Spring Security - Custom Authentication Provider and HTTP Basic for Actuator Endpoints

Question

I´ve got a running Spring Boot Application (Spring Boot v2.4.1) and I would like to monitor it using Spring Boot Admin.

I have already setup the server and I can monitor the instance of my application with the /actuator/ endpoint not secured. I have a permitAll() on it.

Now I´d like to secure it, but I do not know how to do it without messing with my current Security Configuration.

I have Spring Security configured to match username and password from a DB and with a CustomAuthenticationProvider.
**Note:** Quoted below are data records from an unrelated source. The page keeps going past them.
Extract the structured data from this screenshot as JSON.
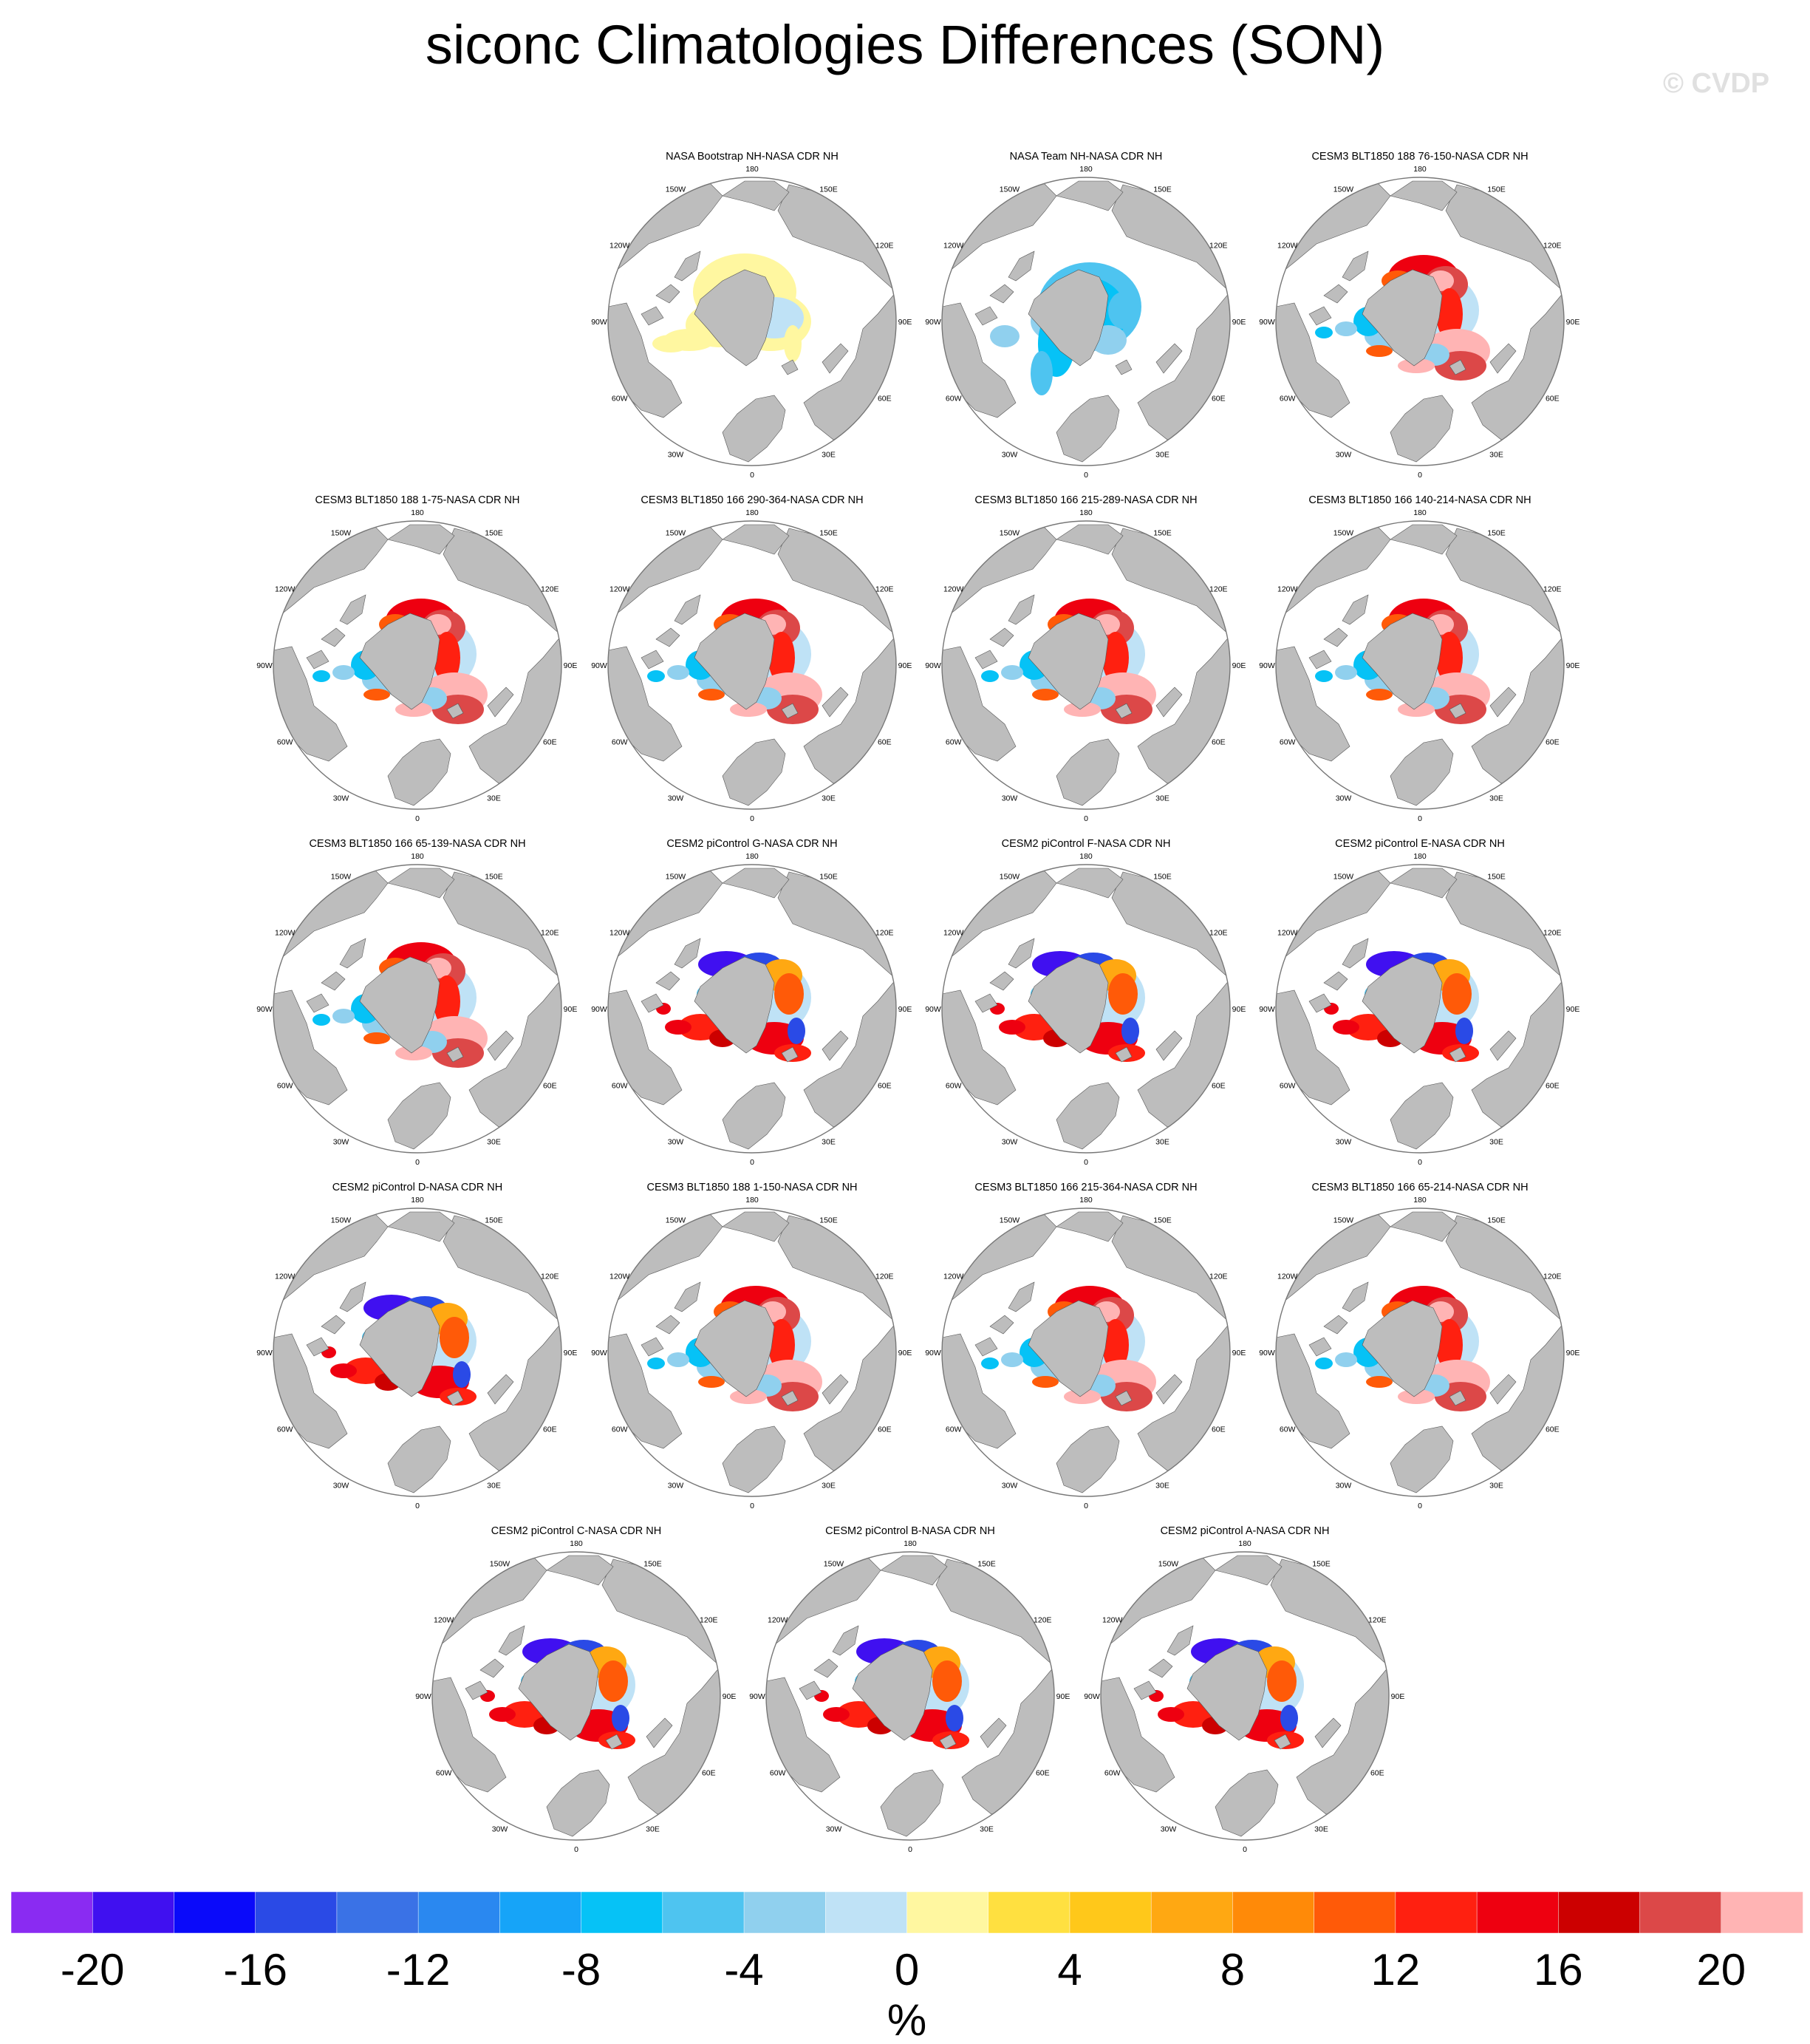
{
  "title": "siconc Climatologies Differences (SON)",
  "watermark": "© CVDP",
  "colors": {
    "land": "#bdbdbd",
    "ocean": "#ffffff",
    "palette": [
      "#8a2bf2",
      "#4010f0",
      "#0a0afa",
      "#2a4ae6",
      "#3a72e6",
      "#2a88f0",
      "#16a4f8",
      "#06c2f6",
      "#4ec4f0",
      "#90d0ee",
      "#bfe2f6",
      "#fff7a0",
      "#ffe040",
      "#ffc81a",
      "#ffa812",
      "#ff8a08",
      "#ff5a08",
      "#ff2010",
      "#ee0010",
      "#cc0000",
      "#dc4848",
      "#ffb4b4"
    ]
  },
  "chart_data": {
    "type": "heatmap",
    "variable": "siconc",
    "season": "SON",
    "map_projection": "north polar stereographic",
    "longitude_labels": [
      "180",
      "150E",
      "120E",
      "90E",
      "60E",
      "30E",
      "0",
      "30W",
      "60W",
      "90W",
      "120W",
      "150W"
    ],
    "panels": [
      {
        "title": "NASA Bootstrap NH-NASA CDR NH",
        "pattern": "yellow_light"
      },
      {
        "title": "NASA Team NH-NASA CDR NH",
        "pattern": "blue"
      },
      {
        "title": "CESM3 BLT1850 188 76-150-NASA CDR NH",
        "pattern": "red_pink"
      },
      {
        "title": "CESM3 BLT1850 188 1-75-NASA CDR NH",
        "pattern": "red_pink"
      },
      {
        "title": "CESM3 BLT1850 166 290-364-NASA CDR NH",
        "pattern": "red_pink"
      },
      {
        "title": "CESM3 BLT1850 166 215-289-NASA CDR NH",
        "pattern": "red_pink"
      },
      {
        "title": "CESM3 BLT1850 166 140-214-NASA CDR NH",
        "pattern": "red_pink"
      },
      {
        "title": "CESM3 BLT1850 166 65-139-NASA CDR NH",
        "pattern": "red_pink"
      },
      {
        "title": "CESM2 piControl G-NASA CDR NH",
        "pattern": "mixed_blue"
      },
      {
        "title": "CESM2 piControl F-NASA CDR NH",
        "pattern": "mixed_blue"
      },
      {
        "title": "CESM2 piControl E-NASA CDR NH",
        "pattern": "mixed_blue"
      },
      {
        "title": "CESM2 piControl D-NASA CDR NH",
        "pattern": "mixed_blue"
      },
      {
        "title": "CESM3 BLT1850 188 1-150-NASA CDR NH",
        "pattern": "red_pink"
      },
      {
        "title": "CESM3 BLT1850 166 215-364-NASA CDR NH",
        "pattern": "red_pink"
      },
      {
        "title": "CESM3 BLT1850 166 65-214-NASA CDR NH",
        "pattern": "red_pink"
      },
      {
        "title": "CESM2 piControl C-NASA CDR NH",
        "pattern": "mixed_blue"
      },
      {
        "title": "CESM2 piControl B-NASA CDR NH",
        "pattern": "mixed_blue"
      },
      {
        "title": "CESM2 piControl A-NASA CDR NH",
        "pattern": "mixed_blue"
      }
    ],
    "colorbar": {
      "range": [
        -22,
        22
      ],
      "interval": 2,
      "tick_labels": [
        "-20",
        "-16",
        "-12",
        "-8",
        "-4",
        "0",
        "4",
        "8",
        "12",
        "16",
        "20"
      ],
      "unit": "%"
    }
  }
}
If possible I would like to add a Actuator Endpoints with a HTTP Basic authentication.

This is my current security config:

http.
            authorizeRequests()
            .antMatchers("/admin/**").hasAuthority(AUTHORITY_ADMIN)
            .antMatchers("/user/**").hasAnyAuthority(AUTHORITY_ADMIN, AUTHORITY_USER)
            .anyRequest().authenticated()
            .and()
            .csrf().disable()
            .formLogin()
            .loginPage("/login")
            .failureUrl("/login?error=true")
            .successHandler(new CustomUrlAuthenticationSuccessHandler(translator))
            .usernameParameter("username")
            .passwordParameter("password")
            .and()
            .logout()
            .logoutUrl("/logout")
            .logoutSuccessUrl("/")
            .and()
            .exceptionHandling().accessDeniedPage("/403")
            .and()
            .headers().frameOptions().sameOrigin();

I would like to keep that configuration and also tell spring that whenever a user hits /actuator/ endpoint, it will requiere HTTP Basic Security credentials.
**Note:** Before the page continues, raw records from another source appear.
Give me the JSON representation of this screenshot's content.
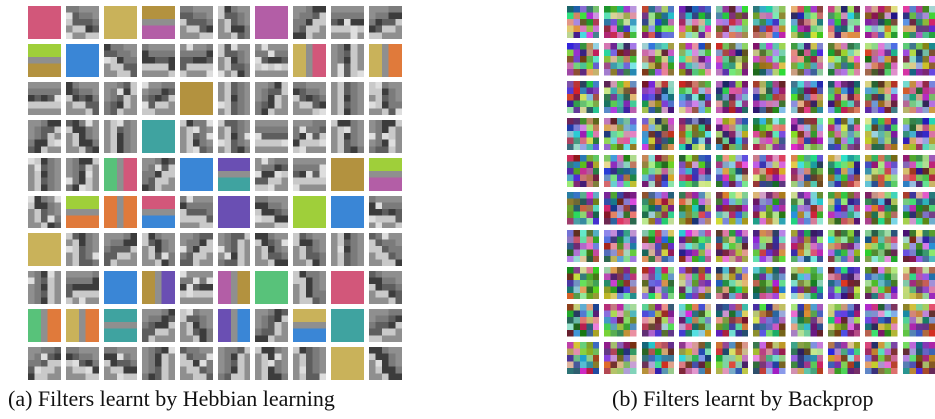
{
  "figure": {
    "panels": [
      {
        "id": "a",
        "caption": "(a) Filters learnt by Hebbian learning",
        "rows": 10,
        "cols": 10,
        "style": "hebbian",
        "palette": [
          "#8f8f8f",
          "#7b7b7b",
          "#a8a8a8",
          "#5e5e5e",
          "#c9c9c9",
          "#3c3c3c",
          "#dedede"
        ],
        "accent_colors": [
          "#d2577a",
          "#3fa3a0",
          "#6a4fb3",
          "#b3923f",
          "#9fcf3a",
          "#3a86d6",
          "#e07a3b",
          "#c9b25a",
          "#58c27a",
          "#b35ea6"
        ]
      },
      {
        "id": "b",
        "caption": "(b) Filters learnt by Backprop",
        "rows": 10,
        "cols": 10,
        "style": "backprop"
      }
    ]
  }
}
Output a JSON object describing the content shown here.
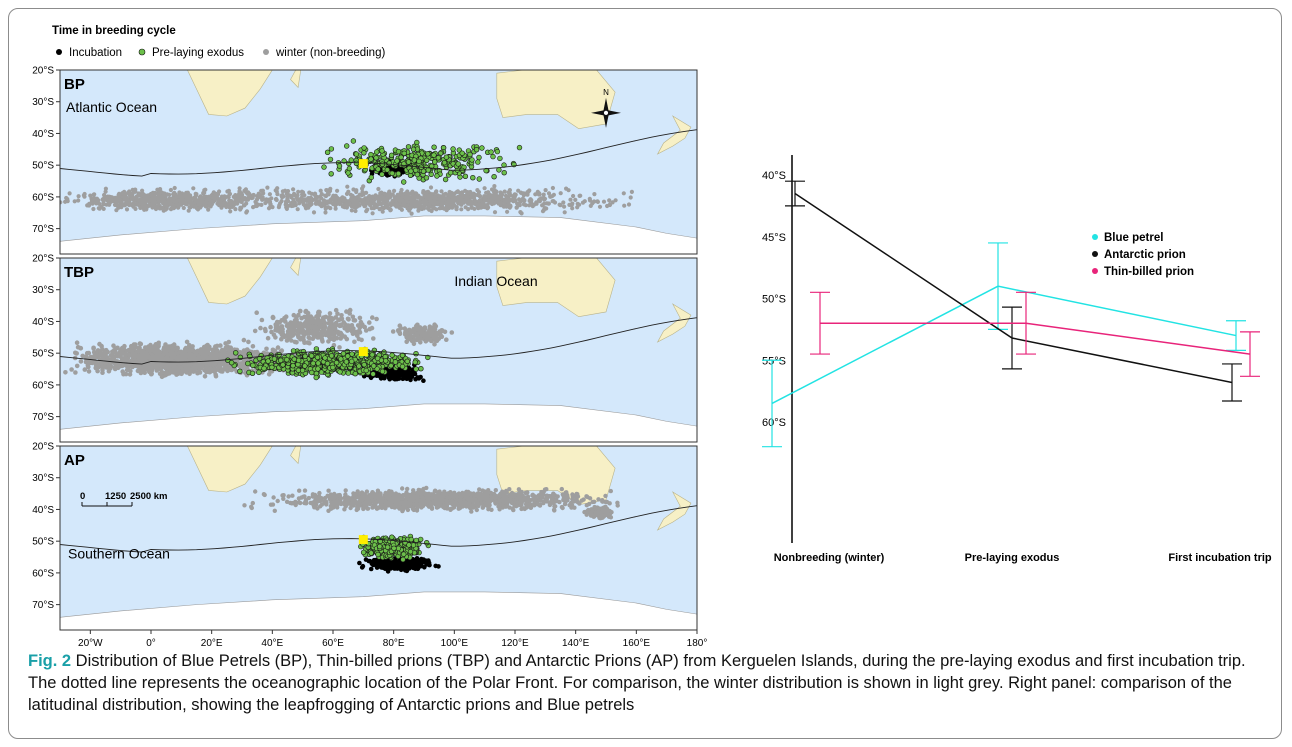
{
  "legend": {
    "title": "Time in breeding cycle",
    "items": [
      {
        "label": "Incubation",
        "color": "#000000"
      },
      {
        "label": "Pre-laying exodus",
        "color": "#6cc04a"
      },
      {
        "label": "winter (non-breeding)",
        "color": "#9e9e9e"
      }
    ]
  },
  "maps": {
    "panels": [
      {
        "id": "BP",
        "label": "BP",
        "ocean_label": "Atlantic Ocean",
        "show_compass": true,
        "compass_letter": "N"
      },
      {
        "id": "TBP",
        "label": "TBP",
        "ocean_label": "Indian Ocean"
      },
      {
        "id": "AP",
        "label": "AP",
        "ocean_label": "Southern Ocean",
        "scale_labels": [
          "0",
          "1250",
          "2500 km"
        ]
      }
    ],
    "lat_ticks": [
      "20°S",
      "30°S",
      "40°S",
      "50°S",
      "60°S",
      "70°S"
    ],
    "lon_ticks": [
      "20°W",
      "0°",
      "20°E",
      "40°E",
      "60°E",
      "80°E",
      "100°E",
      "120°E",
      "140°E",
      "160°E",
      "180°"
    ],
    "colors": {
      "ocean": "#d4e8fb",
      "land": "#f7f0c6",
      "antarctica": "#ffffff",
      "colony": "#ffee00",
      "polar_front": "#222222"
    }
  },
  "chart_data": {
    "type": "line",
    "categories": [
      "Nonbreeding (winter)",
      "Pre-laying exodus",
      "First incubation trip"
    ],
    "ylabel": "",
    "y_ticks": [
      "40°S",
      "45°S",
      "50°S",
      "55°S",
      "60°S"
    ],
    "ylim": [
      39,
      62
    ],
    "legend_position": "right",
    "series": [
      {
        "name": "Blue petrel",
        "color": "#22e3e3",
        "values": [
          58.5,
          49.0,
          53.0
        ],
        "err": [
          3.5,
          3.5,
          1.2
        ]
      },
      {
        "name": "Antarctic prion",
        "color": "#111111",
        "values": [
          41.5,
          53.2,
          56.8
        ],
        "err": [
          1.0,
          2.5,
          1.5
        ]
      },
      {
        "name": "Thin-billed prion",
        "color": "#e8247a",
        "values": [
          52.0,
          52.0,
          54.5
        ],
        "err": [
          2.5,
          2.5,
          1.8
        ]
      }
    ]
  },
  "caption": {
    "label": "Fig. 2",
    "text": " Distribution of Blue Petrels (BP), Thin-billed prions (TBP) and Antarctic Prions (AP) from Kerguelen Islands, during the pre-laying exodus and first incubation trip. The dotted line represents the oceanographic location of the Polar Front. For comparison, the winter distribution is shown in light grey. Right panel: comparison of the latitudinal distribution, showing the leapfrogging of Antarctic prions and Blue petrels"
  }
}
I was thinking on having two @Configuration classes, extending WebSecurityConfigurerAdapter. One would be the one I´ve already got and the other one for the actuator endpoints. But I had no luck with it.

Thank you

Thank you very much

Answer 1

This is how I solve it: I create a new @Configuraiton class extending WebSecurityConfigurerAdapter,

I was unable to stop using WebSecurityConfigurerAdapter (as suggested by @Marcus-Hert-da-Coregio in the comments) because if I do not extend it I was not able to define my custom AuthenticationProvider.
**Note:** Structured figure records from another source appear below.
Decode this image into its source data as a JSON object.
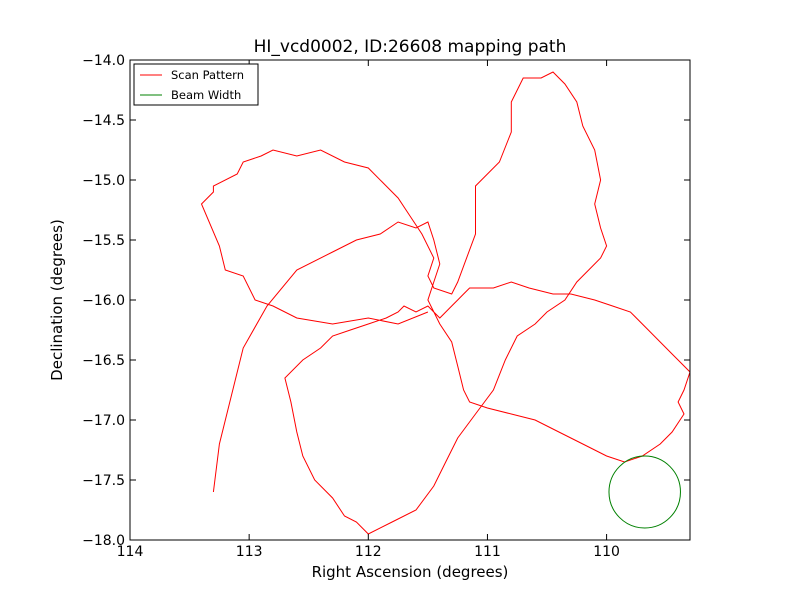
{
  "chart_data": {
    "type": "line",
    "title": "HI_vcd0002, ID:26608 mapping path",
    "xlabel": "Right Ascension (degrees)",
    "ylabel": "Declination (degrees)",
    "xlim": [
      114,
      109.3
    ],
    "ylim": [
      -18.0,
      -14.0
    ],
    "xticks": [
      114,
      113,
      112,
      111,
      110
    ],
    "xtick_labels": [
      "114",
      "113",
      "112",
      "111",
      "110"
    ],
    "yticks": [
      -14.0,
      -14.5,
      -15.0,
      -15.5,
      -16.0,
      -16.5,
      -17.0,
      -17.5,
      -18.0
    ],
    "ytick_labels": [
      "−14.0",
      "−14.5",
      "−15.0",
      "−15.5",
      "−16.0",
      "−16.5",
      "−17.0",
      "−17.5",
      "−18.0"
    ],
    "grid": false,
    "legend_position": "top-left",
    "series": [
      {
        "name": "Scan Pattern",
        "color": "#ff0000",
        "x": [
          111.5,
          111.75,
          112.0,
          112.3,
          112.6,
          112.8,
          112.95,
          113.05,
          113.2,
          113.25,
          113.4,
          113.3,
          113.3,
          113.1,
          113.05,
          112.9,
          112.8,
          112.6,
          112.4,
          112.2,
          112.0,
          111.85,
          111.75,
          111.65,
          111.55,
          111.45,
          111.5,
          111.45,
          111.3,
          111.25,
          111.1,
          111.1,
          110.9,
          110.8,
          110.8,
          110.7,
          110.55,
          110.45,
          110.35,
          110.25,
          110.2,
          110.1,
          110.05,
          110.1,
          110.05,
          110.0,
          110.05,
          110.15,
          110.25,
          110.35,
          110.5,
          110.6,
          110.75,
          110.85,
          110.95,
          111.1,
          111.25,
          111.35,
          111.45,
          111.6,
          111.8,
          112.0,
          112.1,
          112.2,
          112.3,
          112.45,
          112.55,
          112.6,
          112.65,
          112.7,
          112.55,
          112.4,
          112.3,
          112.15,
          112.0,
          111.85,
          111.75,
          111.7,
          111.6,
          111.5,
          111.45,
          111.4,
          111.3,
          111.25,
          111.2,
          111.15,
          111.1,
          110.95,
          110.8,
          110.65,
          110.45,
          110.3,
          110.1,
          109.95,
          109.8,
          109.65,
          109.55,
          109.45,
          109.4,
          109.3,
          109.35,
          109.4,
          109.35,
          109.45,
          109.55,
          109.7,
          109.85,
          110.0,
          110.2,
          110.4,
          110.6,
          110.8,
          111.0,
          111.15,
          111.2,
          111.25,
          111.3,
          111.4,
          111.5,
          111.45,
          111.4,
          111.45,
          111.5,
          111.6,
          111.75,
          111.9,
          112.1,
          112.3,
          112.6,
          112.85,
          113.05,
          113.15,
          113.25,
          113.3
        ],
        "y": [
          -16.1,
          -16.2,
          -16.15,
          -16.2,
          -16.15,
          -16.05,
          -16.0,
          -15.8,
          -15.75,
          -15.55,
          -15.2,
          -15.1,
          -15.05,
          -14.95,
          -14.85,
          -14.8,
          -14.75,
          -14.8,
          -14.75,
          -14.85,
          -14.9,
          -15.05,
          -15.15,
          -15.3,
          -15.45,
          -15.65,
          -15.8,
          -15.9,
          -15.95,
          -15.85,
          -15.45,
          -15.05,
          -14.85,
          -14.6,
          -14.35,
          -14.15,
          -14.15,
          -14.1,
          -14.2,
          -14.35,
          -14.55,
          -14.75,
          -15.0,
          -15.2,
          -15.4,
          -15.55,
          -15.65,
          -15.75,
          -15.85,
          -16.0,
          -16.1,
          -16.2,
          -16.3,
          -16.5,
          -16.75,
          -16.95,
          -17.15,
          -17.35,
          -17.55,
          -17.75,
          -17.85,
          -17.95,
          -17.85,
          -17.8,
          -17.65,
          -17.5,
          -17.3,
          -17.1,
          -16.85,
          -16.65,
          -16.5,
          -16.4,
          -16.3,
          -16.25,
          -16.2,
          -16.15,
          -16.1,
          -16.05,
          -16.1,
          -16.05,
          -16.1,
          -16.15,
          -16.05,
          -16.0,
          -15.95,
          -15.9,
          -15.9,
          -15.9,
          -15.85,
          -15.9,
          -15.95,
          -15.95,
          -16.0,
          -16.05,
          -16.1,
          -16.25,
          -16.35,
          -16.45,
          -16.5,
          -16.6,
          -16.75,
          -16.85,
          -16.95,
          -17.1,
          -17.2,
          -17.3,
          -17.35,
          -17.3,
          -17.2,
          -17.1,
          -17.0,
          -16.95,
          -16.9,
          -16.85,
          -16.75,
          -16.55,
          -16.35,
          -16.2,
          -16.0,
          -15.85,
          -15.7,
          -15.5,
          -15.35,
          -15.4,
          -15.35,
          -15.45,
          -15.5,
          -15.6,
          -15.75,
          -16.05,
          -16.4,
          -16.8,
          -17.2,
          -17.6
        ]
      },
      {
        "name": "Beam Width",
        "color": "#008000",
        "center": [
          109.68,
          -17.6
        ],
        "radius_deg": 0.3
      }
    ]
  }
}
This class has @Order(1) so it would take precedence over my other initial configuration (which I set to @Order(2)). And this is it's content:

@Override
    protected void configure(HttpSecurity http) throws Exception {
        http
                .antMatcher("/actuator/**")
                .csrf().disable()
                .authorizeRequests()
                    .anyRequest().authenticated()
                .and()
                .httpBasic()
                .and()
                .sessionManagement().sessionCreationPolicy(SessionCreationPolicy.STATELESS);
    }

Then my custom AuthenticationProvider will verify if the given credentials for accessing the actuator endpoints are valid.

Addittional information

The reason why this fails the first time I test it was because I was not setting the initial

.antMatcher("/actuator/**")

by adding it I was telling SpringSecurity that this configuration should only be applied to those endpoints. I get that notion from this article

I hope this helps someone in the future

Answer 2

You can create two SecurityFilterChain beans, one for your /actuator/** endpoint with higher priority, and other to every other endpoint with lower priority, like so:

@Bean
@Order(1)
public SecurityFilterChain actuatorWebSecurity(HttpSecurity http) throws Exception {
    http.requestMatchers((matchers) -> matchers
        .antMatchers("/actuator/**"));
    http.authorizeRequests((authz) -> authz
        .anyRequest().authenticated());
    http.httpBasic();
    http.userDetailsService(myUserDetailsService);
    ...
    return http.build();
}

@Bean
@Order(2)
public SecurityFilterChain defaultWebSecurity(HttpSecurity http) throws Exception {
    // your current configuration
}

In this configuration, the @Order annotation tells the order that the SecurityFilterChains are gonna be matched against the requests.